With just nine days to go, there’s finally a sense that the public is starting to take some interest in the Victorian state election. A very respectable crowd showed up at Melbourne University on Monday night to hear the campaign discussed by six distinguished panelists — four journalists and two political operators.
Being mostly media people, it’s not surprising that a lot of their discussion focused on the media. For example, Ian Hanke, a prominent consultant in the Liberal camp, drew attention to the fact that voters are increasingly getting their information from places like social media, where politicians can address them directly, and less from traditional media.
This, of course, elides the difference between reporting and spin — there’s a difference (or at least there should be) between information that’s been filtered by a media organ that can sort truth from falsehood and “information” provided directly by politicians in their own causes.
But this is one of those place where media and politicians have a common interest. The politicians don’t want to admit that their product is spin, and the media don’t want to admit that the change has had very little effect because for years they’ve been doing so little actual reporting they’ve mostly been retailing spin themselves.
There was also much talk about the merits of the parties’ TV advertising and questions about whether negative campaigning had started too late or was getting people’s attention at just the right time. One questioner from the floor tried to tell the panel that voters were turned off by negative advertising and wanted constructive engagement on the issues, but the panelists weren’t buying the idea.
This immediately reminded me of a fascinating piece of reading the other day from the American website Vox. In it David Broockman and Joshua Kalla from the Political Science department at the University of California Berkeley review the literature that shows personal contact with voters — basically doorknocking — to be much more effective than any sort of TV advertising, and the curious failure of political parties to act on these findings.

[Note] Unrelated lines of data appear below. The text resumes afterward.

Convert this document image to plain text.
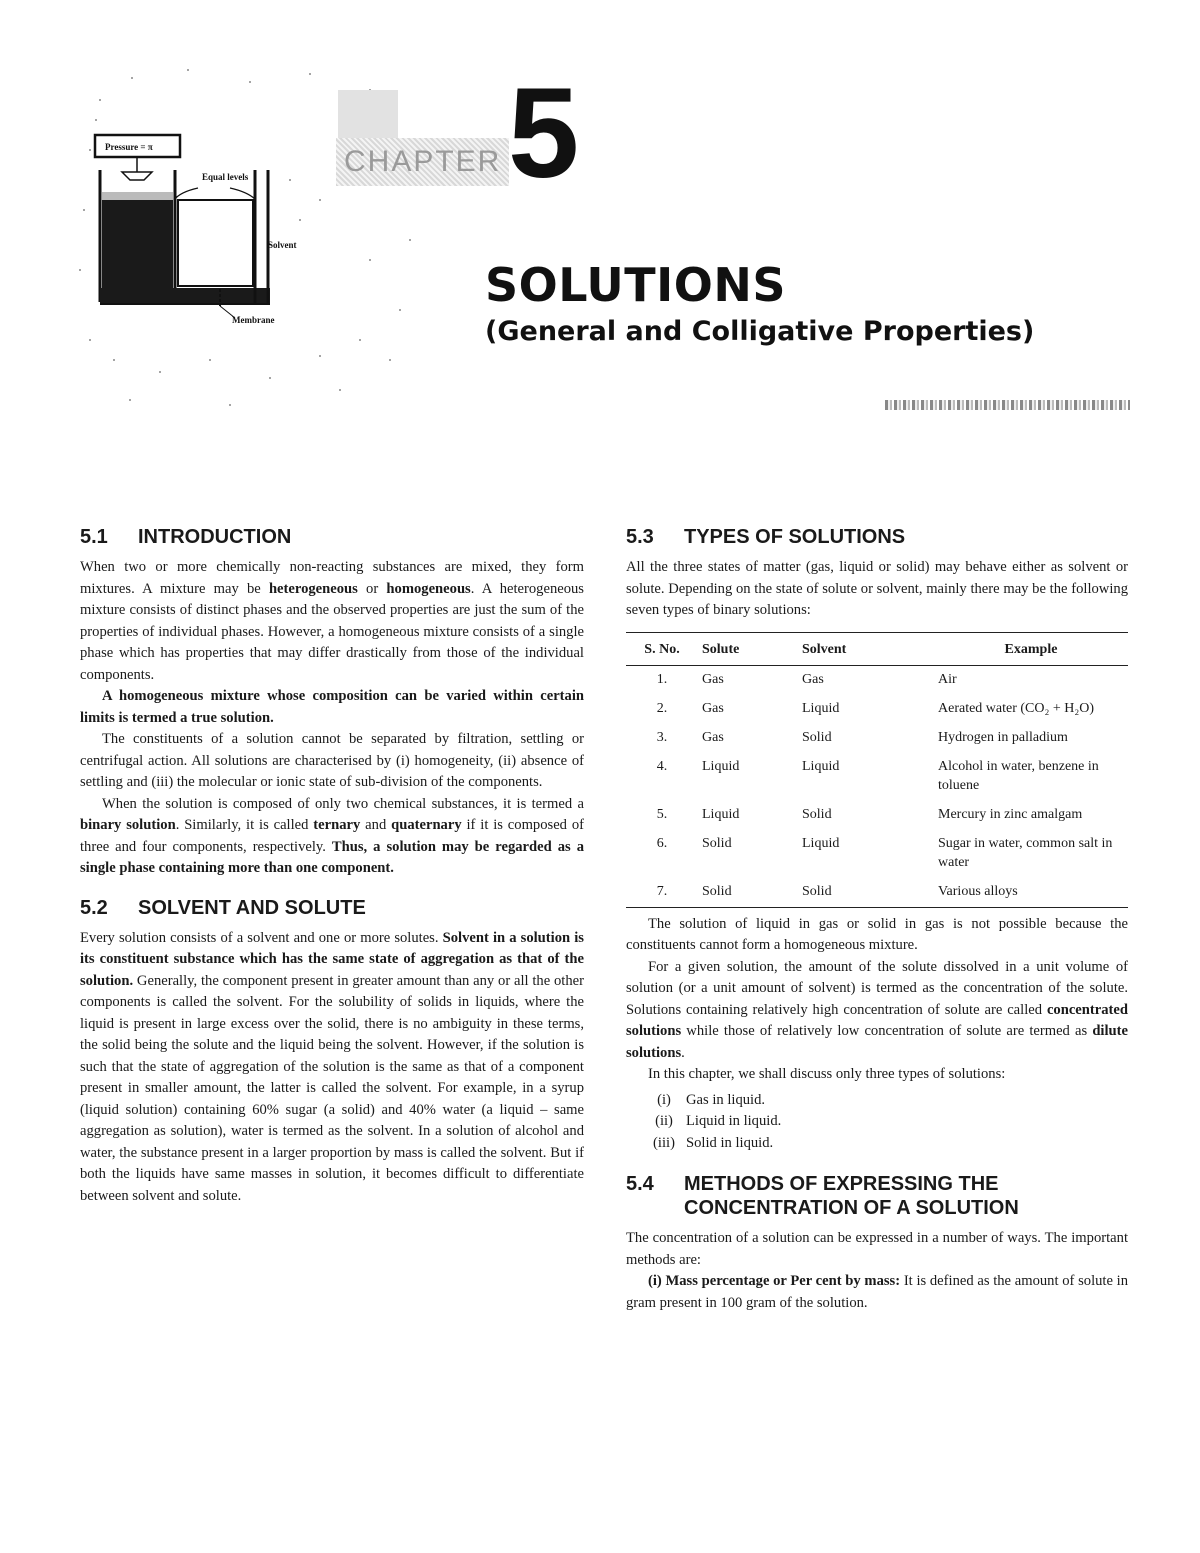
Pressure = π
Equal levels
Solvent
Membrane
CHAPTER 5
SOLUTIONS
(General and Colligative Properties)
5.1	INTRODUCTION

When two or more chemically non-reacting substances are mixed, they form mixtures. A mixture may be heterogeneous or homogeneous. A heterogeneous mixture consists of distinct phases and the observed properties are just the sum of the properties of individual phases. However, a homogeneous mixture consists of a single phase which has properties that may differ drastically from those of the individual components.

A homogeneous mixture whose composition can be varied within certain limits is termed a true solution.

The constituents of a solution cannot be separated by filtration, settling or centrifugal action. All solutions are characterised by (i) homogeneity, (ii) absence of settling and (iii) the molecular or ionic state of sub-division of the components.

When the solution is composed of only two chemical substances, it is termed a binary solution. Similarly, it is called ternary and quaternary if it is composed of three and four components, respectively. Thus, a solution may be regarded as a single phase containing more than one component.

5.2	SOLVENT AND SOLUTE

Every solution consists of a solvent and one or more solutes. Solvent in a solution is its constituent substance which has the same state of aggregation as that of the solution. Generally, the component present in greater amount than any or all the other components is called the solvent. For the solubility of solids in liquids, where the liquid is present in large excess over the solid, there is no ambiguity in these terms, the solid being the solute and the liquid being the solvent. However, if the solution is such that the state of aggregation of the solution is the same as that of a component present in smaller amount, the latter is called the solvent. For example, in a syrup (liquid solution) containing 60% sugar (a solid) and 40% water (a liquid – same aggregation as solution), water is termed as the solvent. In a solution of alcohol and water, the substance present in a larger proportion by mass is called the solvent. But if both the liquids have same masses in solution, it becomes difficult to differentiate between solvent and solute.

5.3	TYPES OF SOLUTIONS

All the three states of matter (gas, liquid or solid) may behave either as solvent or solute. Depending on the state of solute or solvent, mainly there may be the following seven types of binary solutions:

S. No.	Solute	Solvent	Example
1.	Gas	Gas	Air
2.	Gas	Liquid	Aerated water (CO₂ + H₂O)
3.	Gas	Solid	Hydrogen in palladium
4.	Liquid	Liquid	Alcohol in water, benzene in toluene
5.	Liquid	Solid	Mercury in zinc amalgam
6.	Solid	Liquid	Sugar in water, common salt in water
7.	Solid	Solid	Various alloys

The solution of liquid in gas or solid in gas is not possible because the constituents cannot form a homogeneous mixture.

For a given solution, the amount of the solute dissolved in a unit volume of solution (or a unit amount of solvent) is termed as the concentration of the solute. Solutions containing relatively high concentration of solute are called concentrated solutions while those of relatively low concentration of solute are termed as dilute solutions.

In this chapter, we shall discuss only three types of solutions:

(i)	Gas in liquid.
(ii) Liquid in liquid.
(iii) Solid in liquid.
5.4	METHODS OF EXPRESSING THE
CONCENTRATION OF A SOLUTION

The concentration of a solution can be expressed in a number of ways. The important methods are:

(i) Mass percentage or Per cent by mass: It is defined as the amount of solute in gram present in 100 gram of the solution.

As Broockman and Kalla put it:
“[I]mpersonal methods have consistently failed to produce cost-effective results, no matter how you slice the data or which populations researchers examine … Even if TV ads provide fodder for much punditry or look impressive in a focus group, there’s not much reason to believe they have lasting impacts on voters’ views or behavior.”
A caveat, of course, in that this is American research, conducted under a different political system to ours: many of the studies, for example, measure effectiveness by looking at turnout, which is not much of an issue under compulsory voting. But there’s no particular reason to think that the reactions of Australian voters are radically different.
Pundits usually say of TV advertising (especially negative advertising) that it must be effective because otherwise parties wouldn’t do it. But Broockman and Kalla offer a few explanations for why parties might persevere with methods that have been shown to be less effective.
One is that assembling a network of canvassers is hard, whereas writing a cheque to an advertising agency is easy. Another is that declining social capital has reduced the availability of volunteers to conduct door-to-door campaigns. A third, “more cynical possibility” is that campaign consultants have a vested interest in recommending TV ads because they take a commission on them.
I don’t know if any consultants in Australia are remunerated that way, but the relationship between the political and media industries is so cosy that it’s really not necessary to assume anything so direct.
Personnel frequently move back and forth; a consultant who told his party that most media advertising was a waste of money would find his future career options somewhat restricted.
Moreover, parties themselves are desperate to secure media goodwill in the shape of favorable news coverage. A cut in the advertising budget is unlikely to help their cause. And a nice showy TV campaign strokes the egos of all involved, much as it does with corporate advertising.
I also suspect that parties are resistant to the idea of large-scale grassroots campaigns for reasons other than cost or difficulty. A grassroots campaign means an energised and empowered membership base, but party hierarchies on both sides seem to have decided that active members are more trouble than they are worth. Having the consultants and their focus groups run the show is much better for the party administrator who is looking for a quiet life.
So in a world of declining revenues for old media across the board, political advertising looks like being one thing they can continue to rely on.
This end of this article is so wrong it’s weird. Labor (on and on a smaller scale the Greens) have both been using US style volunteer mobilisation for years.
Also, the US Democratic Party has no permanent membership base at all (in the way we would recognise) and still turns out huge numbers of volunteers.
Michael: altho you refer to it as “US style volunteer mobilisation”, the article I’m citing shows that parties in the US actually give that a very low priority compared to TV advertising – despite its superior effectiveness. I think you’ll find it’s even worse here.
As to the difference in party organisation, I think it confirms my point. American parties can recruit powerless volunteers (albeit perhaps in declining numbers) because that’s how politics has always been done there – they don’t have our concept of party “membership”. But an Australian party doesn’t have that option: there’s a cultural expectation that people who work for the party will become members and ultimately have the means to control it.